WASHINGTON, DC-The multifamily industry, at least when speaking on the record, has been reluctant to outright criticize the Federal Housing Finance Agency's plans to streamline and shrink the GSE's operations--including trimming its multifamily finance operations.
Not so Peter Donovan, immediate past chairman of the National Multi Housing Council, who gave a spirited defense of the multifamily industry and the support it receives from the GSEs at the American Enterprise Institute.
The market showed discipline and unprecedented performance during the worst recession since the Great Depression, he said.
For critics who see "a current GSE multifamily book that will cause losses to taxpayers during the next bottom of the cycle", Donovan countered with the picture a portfolio default rate that is currently 25 basis points on a combined GSE portfolio of over $300 billion that has a 20-25 year history and a business that has generated billions in income.
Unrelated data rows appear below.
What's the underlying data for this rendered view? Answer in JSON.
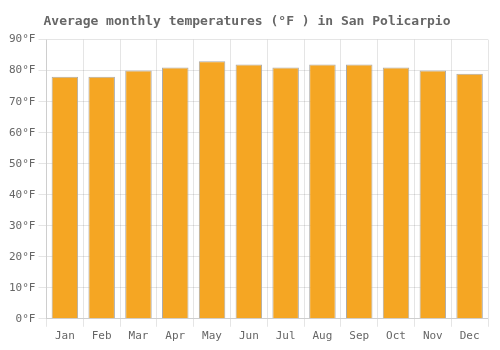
{
  "chart_data": {
    "type": "bar",
    "title": "Average monthly temperatures (°F ) in San Policarpio",
    "categories": [
      "Jan",
      "Feb",
      "Mar",
      "Apr",
      "May",
      "Jun",
      "Jul",
      "Aug",
      "Sep",
      "Oct",
      "Nov",
      "Dec"
    ],
    "values": [
      78,
      78,
      80,
      81,
      83,
      82,
      81,
      82,
      82,
      81,
      80,
      79
    ],
    "color": "#F5A623",
    "ylim": [
      0,
      90
    ],
    "yticks": [
      {
        "value": 0,
        "label": "0°F"
      },
      {
        "value": 10,
        "label": "10°F"
      },
      {
        "value": 20,
        "label": "20°F"
      },
      {
        "value": 30,
        "label": "30°F"
      },
      {
        "value": 40,
        "label": "40°F"
      },
      {
        "value": 50,
        "label": "50°F"
      },
      {
        "value": 60,
        "label": "60°F"
      },
      {
        "value": 70,
        "label": "70°F"
      },
      {
        "value": 80,
        "label": "80°F"
      },
      {
        "value": 90,
        "label": "90°F"
      }
    ],
    "grid": true
  }
}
For critics who point to "a synchronized -- rather than locally differentiated multifamily market -- producing excessive leverage", Donovan countered that the 2012 GSE average loan to value for newly originated loans is 65% with a 1.45 debt service coverage and an outstanding balance of 50%-55% at maturity.
For critics who say that "if the federal guarantee is continued, the risk of downward pressure on multifamily underwriting standards is very high", Donovan says there has been no evidence of this under receivership. "Your reference to the growth of the aggregate multifamily mortgage debt outstanding is not shown in the context that the average loan to value has gone from 53% in 1992 to 36.5% in 2012 according to the Federal Reserve Board and that values have gone from $545 billion during that time to $2.3 trillion."
I ask you, he continued, where is the bubble in that? "Is this your GSE over-allocation of capital to the multifamily sector?"
And on and on.
Donovan also knocked down other suggestions that have been floated in lieu of GSE support.
The private capital market has not shown itself to be ready, willing, able, disciplined or reliable to take the place of a government guarantee. And the Federal Reserve Bank providing a backstop in lieu of a government guarantee "is to my mind the difference between a disaster recovery plan and a disaster prevention plan that will likely lead to more frequent and severe multifamily debt market crisis."
Donovan concluded with this: "The GSE multifamily experience was not the single family experience. In times of severe economic crisis it worked even better than any of us imagined. It was quite simply the model that needs to be emulated because it works. I don't want successor GSE multifamily to crowd out the private debt market but rather to lead it."